In Florida, a group of parents is challenging an executive order from Republican Gov. Ron DeSantis forbidding schools from requiring masks. On Monday, the state filed a motion to dismiss the lawsuit. "The Governor and Surgeon General carefully balanced the legitimate state interests of school safety, educational well-being, and parental rights," the motion says.
"It is in the best interests of the State to empower Florida parents with the right to manage the healthcare of their children," the state argues. "This includes the freedom to choose whether they must be masked in public schools."
However, several large Florida school districts have announced plans to defy DeSantis' ban. Superintendents from Alachua and Broward County schools said this week "that their districts were complying with state law and attempting to provide safe learning environments for students. In both districts, students can be exempted from wearing a mask with a doctor's written recommendation," notes CBS News. In addition:
Florida's largest school district will likely require students to wear face masks when classrooms open next week, following the recommendation of a task force of medical experts. The Miami-Dade County School Board is expected to approve the measure Wednesday.
Superintendent Alberto Carvalho said his "mind is pretty made up on the way to move forward." …
Miami-Dade has the nation's fourth-largest school district with 334,000 students, while Broward is the sixth-largest district with 261,000 students.

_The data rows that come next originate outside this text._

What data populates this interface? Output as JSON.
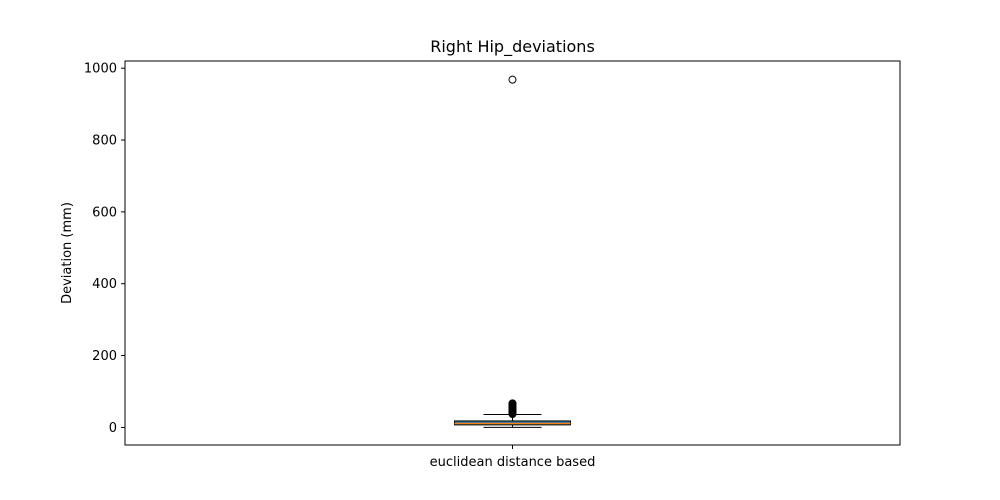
{
  "chart_data": {
    "type": "box",
    "title": "Right Hip_deviations",
    "xlabel": "",
    "ylabel": "Deviation (mm)",
    "ylim": [
      -49,
      1020
    ],
    "yticks": [
      0,
      200,
      400,
      600,
      800,
      1000
    ],
    "ytick_labels": [
      "0",
      "200",
      "400",
      "600",
      "800",
      "1000"
    ],
    "categories": [
      "euclidean distance based"
    ],
    "box_color": "#1f77b4",
    "median_color": "#ff7f0e",
    "boxes": [
      {
        "category": "euclidean distance based",
        "whisker_low": 0,
        "q1": 7,
        "median": 11,
        "q3": 18,
        "whisker_high": 36,
        "outliers": [
          37,
          39,
          41,
          43,
          45,
          47,
          49,
          51,
          53,
          55,
          57,
          59,
          61,
          63,
          65,
          67,
          968
        ]
      }
    ]
  }
}
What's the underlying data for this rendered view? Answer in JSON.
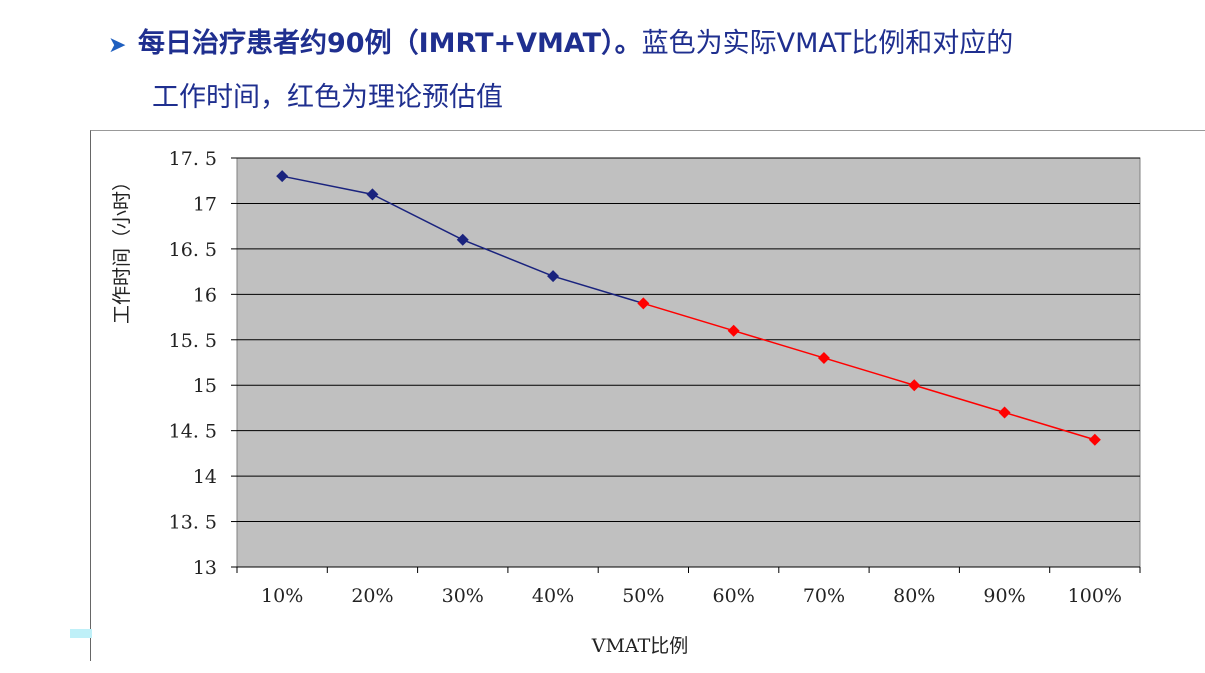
{
  "heading": {
    "bullet_icon": "arrow-bullet-icon",
    "bold_part": "每日治疗患者约90例（IMRT+VMAT）。",
    "normal_part": "蓝色为实际VMAT比例和对应的",
    "line2": "工作时间，红色为理论预估值"
  },
  "chart_data": {
    "type": "line",
    "title": "",
    "xlabel": "VMAT比例",
    "ylabel": "工作时间（小时）",
    "categories": [
      "10%",
      "20%",
      "30%",
      "40%",
      "50%",
      "60%",
      "70%",
      "80%",
      "90%",
      "100%"
    ],
    "values": [
      17.3,
      17.1,
      16.6,
      16.2,
      15.9,
      15.6,
      15.3,
      15.0,
      14.7,
      14.4
    ],
    "actual_range": [
      "10%",
      "50%"
    ],
    "estimated_range": [
      "50%",
      "100%"
    ],
    "colors": {
      "actual": "#1a237e",
      "estimated": "#ff0000",
      "plot_bg": "#c0c0c0",
      "grid": "#000000"
    },
    "ylim": [
      13,
      17.5
    ],
    "yticks": [
      "13",
      "13.5",
      "14",
      "14.5",
      "15",
      "15.5",
      "16",
      "16.5",
      "17",
      "17.5"
    ],
    "grid": true,
    "legend": "none"
  }
}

Meanwhile, the state's Board of Education announced yesterday that these schools could be punished. "The board's penalties for school officials in those counties could range from withholding funding to removing school officials," The Washington Post reports.
In Arizona, the state legislature passed a law in June banning school mask mandates and Republican Gov. Doug Ducey is using financial incentives to get school districts to comply. He told them on Tuesday that they're only eligible for federal COVID-19 relief grant funding if they open for in-person learning by August 27 and don't make students wear masks.
"Safety recommendations are welcomed and encouraged—mandates that place more stress on students and families aren't," Ducey said in a statement. "These grants acknowledge efforts by schools and educators that are following state laws and keeping their classroom doors open for Arizona's students."
Here's Arizona's state superintendent of public instruction's response:
— Kathy Hoffman (@Supt_Hoffman) August 17, 2021
Illinois schools prohibit hairstyle discrimination:
— Block Club Chicago (@BlockClubCHI) August 16, 2021
Ann Arbor, Michigan, bans fur sales:
The city council unanimously voted Monday evening to become what the Humane Society said is the first city in the Midwest to prohibit the sale of new fur products. The rule allows retailers a year to phase out sales and offers some exemptions.
Used fur sales are OK. And the ban doesn't apply to tribal communities or cow, sheep and deer pelts.
• The American Civil Liberties Union and others are challenging Arizona abortion restrictions. "A coalition of doctors, medical groups and civil rights organizations have filed a lawsuit seeking to block new restrictions on abortion in Arizona before they take effect Sept. 29," AZ Central reports. "Originally signed into law by Gov. Doug Ducey in April, the changes make it a crime to perform abortions based solely on genetic conditions like Down syndrome or cystic fibrosis."
• Texas Gov. Greg Abbott has COVID-19.
• In Florida's Hillsborough County, where students went back to school at the start of this month, "5,599 students and 316 employees in Hillsborough County Public Schools are in isolation or quarantine," the county announced Monday. "Isolation refers to individuals who have tested positive for COVID-19 while quarantine refers to those who have had close contact with a positive case."
• In Los Angeles County, "eight in 1,000 Los Angeles Unified students tested positive for the coronavirus in the two weeks leading up to the Monday start of the academic year," the Los Angeles Times reports. This amounts to an infection rate of 0.8 percent.
• Amazon spending now outpaces Walmart spending.